Cicéron, dans le troisième livre des Tusculanes, dit que Théophraste mourant se plaignit de la nature, de ce qu'elle avait accordé aux cerfs et aux corneilles une vie si longue, qui leur est inutile, lorsqu'elle n'avait donné aux hommes qu'une vie très-courte, bien qu'il leur importe si fort de vivre longtemps; que, si l'âge des hommes eût pu s'étendre à un plus grand nombre d'années, il serait arrivé que leur vie aurait été cultivée par une doctrine universelle, et qu'il n'y aurait eu dans le monde ni art ni science qui n'eût atteint sa perfection (18). Et saint Jérôme, dans l'endroit déja cité, assure que Théophraste, à l'âge de cent sept ans, frappé de la maladie dont il mourut, regretta de sortir de la vie dans un temps où il ne faisait que commencer à être sage (19).

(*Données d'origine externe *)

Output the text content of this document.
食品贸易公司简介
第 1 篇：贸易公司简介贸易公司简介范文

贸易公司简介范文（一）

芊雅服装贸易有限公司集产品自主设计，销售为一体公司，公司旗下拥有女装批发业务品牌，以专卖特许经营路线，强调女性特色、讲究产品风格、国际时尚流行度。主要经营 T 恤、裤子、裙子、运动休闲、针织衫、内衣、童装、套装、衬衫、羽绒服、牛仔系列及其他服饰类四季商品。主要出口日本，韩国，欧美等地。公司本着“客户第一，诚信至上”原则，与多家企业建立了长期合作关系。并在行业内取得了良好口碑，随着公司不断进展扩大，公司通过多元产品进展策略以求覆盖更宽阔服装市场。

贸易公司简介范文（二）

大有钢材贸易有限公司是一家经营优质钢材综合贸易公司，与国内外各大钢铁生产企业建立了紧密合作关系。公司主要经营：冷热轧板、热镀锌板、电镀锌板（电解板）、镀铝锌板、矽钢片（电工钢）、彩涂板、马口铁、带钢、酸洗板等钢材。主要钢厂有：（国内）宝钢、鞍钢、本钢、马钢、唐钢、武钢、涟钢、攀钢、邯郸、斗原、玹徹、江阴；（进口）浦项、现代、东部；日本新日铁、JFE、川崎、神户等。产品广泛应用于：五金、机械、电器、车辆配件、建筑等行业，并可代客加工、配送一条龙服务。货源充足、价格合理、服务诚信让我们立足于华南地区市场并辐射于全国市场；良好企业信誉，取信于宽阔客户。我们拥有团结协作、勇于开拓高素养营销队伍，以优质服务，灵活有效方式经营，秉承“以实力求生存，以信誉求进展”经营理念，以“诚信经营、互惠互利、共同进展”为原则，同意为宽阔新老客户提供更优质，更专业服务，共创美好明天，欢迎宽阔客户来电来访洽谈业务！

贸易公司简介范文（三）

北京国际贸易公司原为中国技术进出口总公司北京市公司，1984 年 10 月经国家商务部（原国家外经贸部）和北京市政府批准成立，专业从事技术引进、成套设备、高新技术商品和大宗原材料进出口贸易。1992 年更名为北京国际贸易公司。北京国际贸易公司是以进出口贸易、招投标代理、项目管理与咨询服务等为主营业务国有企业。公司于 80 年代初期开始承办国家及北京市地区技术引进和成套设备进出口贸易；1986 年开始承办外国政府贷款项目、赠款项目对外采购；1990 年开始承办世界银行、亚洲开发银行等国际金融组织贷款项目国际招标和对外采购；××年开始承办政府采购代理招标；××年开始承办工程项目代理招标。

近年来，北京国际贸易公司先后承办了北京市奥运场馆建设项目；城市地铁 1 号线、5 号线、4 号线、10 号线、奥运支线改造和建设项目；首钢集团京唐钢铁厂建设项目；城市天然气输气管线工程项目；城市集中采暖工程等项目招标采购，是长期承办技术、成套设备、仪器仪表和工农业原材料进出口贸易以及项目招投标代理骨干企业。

Il avait coutume de dire qu'il ne faut pas aimer ses amis pour les éprouver, mais les éprouver pour les aimer; que les amis doivent être communs entre les frères, comme tout est commun entre les amis; que l'on devait plutôt se fier à un cheval sans frein, qu'à celui qui parle sans jugement; que la plus forte dépense que l'on puisse faire est celle du temps. Il dit un jour à un homme qui se taisait à table dans un festin : « Si tu es un habile homme, << tu as tort de ne pas parler; mais s'il n'est pas « ainsi, tu en sais beaucoup. » Voilà quelques-unes de ses maximes (20).

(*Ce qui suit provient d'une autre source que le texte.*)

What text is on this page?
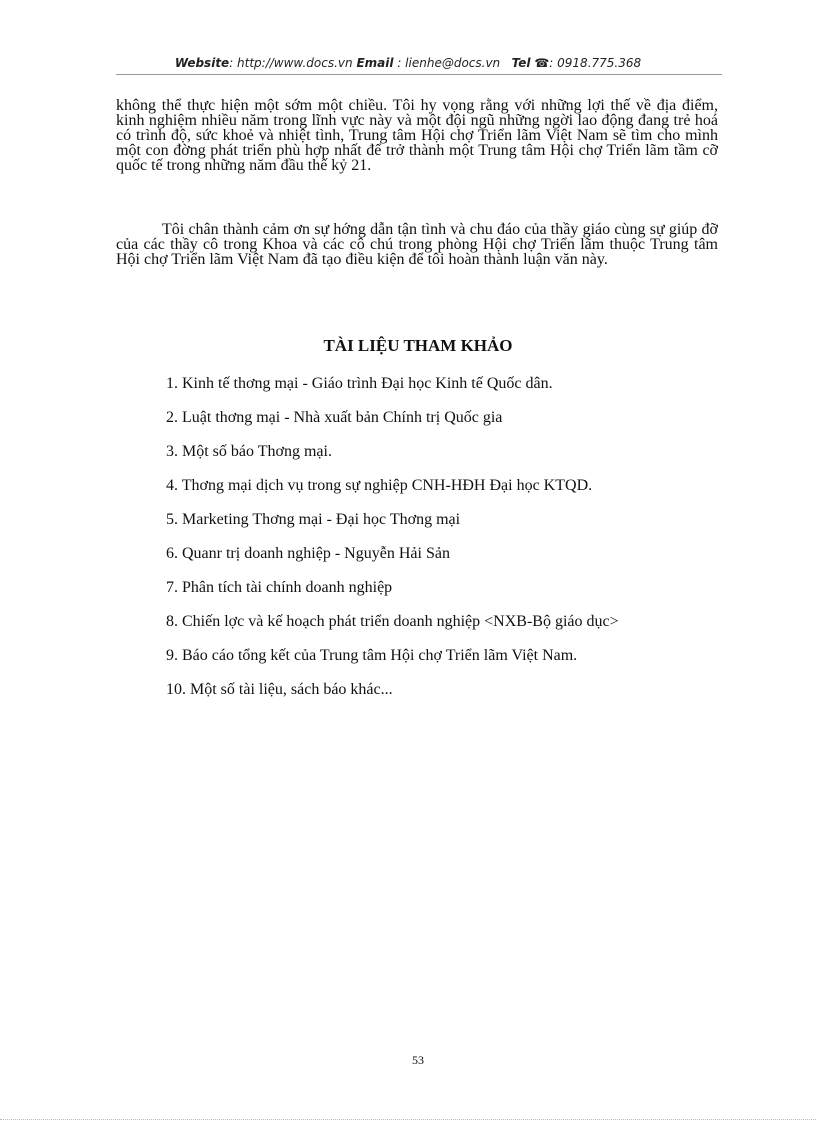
Website: http://www.docs.vn Email : lienhe@docs.vn Tel ☎: 0918.775.368

không thể thực hiện một sớm một chiều. Tôi hy vọng rằng với những lợi thế về địa điểm, kinh nghiệm nhiều năm trong lĩnh vực này và một đội ngũ những ngời lao động đang trẻ hoá có trình độ, sức khoẻ và nhiệt tình, Trung tâm Hội chợ Triển lãm Việt Nam sẽ tìm cho mình một con đờng phát triển phù hợp nhất để trở thành một Trung tâm Hội chợ Triển lãm tầm cỡ quốc tế trong những năm đầu thế kỷ 21.

Tôi chân thành cảm ơn sự hớng dẫn tận tình và chu đáo của thầy giáo cùng sự giúp đỡ của các thầy cô trong Khoa và các cô chú trong phòng Hội chợ Triển lãm thuộc Trung tâm Hội chợ Triển lãm Việt Nam đã tạo điều kiện để tôi hoàn thành luận văn này.

TÀI LIỆU THAM KHẢO
1. Kinh tế thơng mại - Giáo trình Đại học Kinh tế Quốc dân.
2. Luật thơng mại - Nhà xuất bản Chính trị Quốc gia
3. Một số báo Thơng mại.
4. Thơng mại dịch vụ trong sự nghiệp CNH-HĐH Đại học KTQD.
5. Marketing Thơng mại - Đại học Thơng mại
6. Quanr trị doanh nghiệp - Nguyễn Hải Sản
7. Phân tích tài chính doanh nghiệp
8. Chiến lợc và kế hoạch phát triển doanh nghiệp <NXB-Bộ giáo dục>
9. Báo cáo tổng kết của Trung tâm Hội chợ Triển lãm Việt Nam.
10. Một số tài liệu, sách báo khác...
53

Mais si nous parlons de ses ouvrages, ils sont infinis, et nous n'apprenons pas que nul ancien ait plus écrit que Théophraste. Diogène Laërce fait l'énumération de plus de deux cents traités différents, et sur toutes sortes de sujets, qu'il a composés. La plus grande partie s'est perdue par le malheur des temps, et l'autre se réduit à vingt traités, qui sont recueillis dans le volume de ses œuvres. L'on y voit neuf livres de l'histoire des plantes, six livres de leurs causes : il a écrit des vents, du feu, des pierres, du miel, des signes du beau temps, des signes de la pluie, des signes de la tempête, des odeurs, de la sueur, du vertige, de la lassitude, du relâchement des nerfs, de la défaillance, des poissons qui vivent hors de l'eau, animaux qui changent de couleur, des animaux qui naissent subitement, des animaux sujets à l'envie, des caractères des mœurs. Voilà ce qui nous reste de ses écrits, entre lesquels ce dernier seul, dont on donne la traduction, peut répondre non-seulement de la beauté de ceux que l'on vient de déduire, mais encore du mérite d'un nombre infini

des

d'autres qui ne sont point venus jusqu'à nous (21). Que si quelques-uns se refroidissaient pour cet ouvrage moral par les choses qu'ils y voient, qui sont du temps auquel il a été écrit, et qui ne sont point selon leurs mœurs; que peuvent-ils faire de plus utile et de plus agréable pour eux, que de se défaire de cette prévention pour leurs coutumes et leurs manières, qui, sans autre discussion, nonseulement les leur fait trouver les meilleures de toutes, mais leur fait presque décider que tout ce qui n'y est pas conforme est méprisable, et qui les prive, dans la lecture des livres des anciens, du plaisir et de l'instruction qu'ils en doivent attendre ?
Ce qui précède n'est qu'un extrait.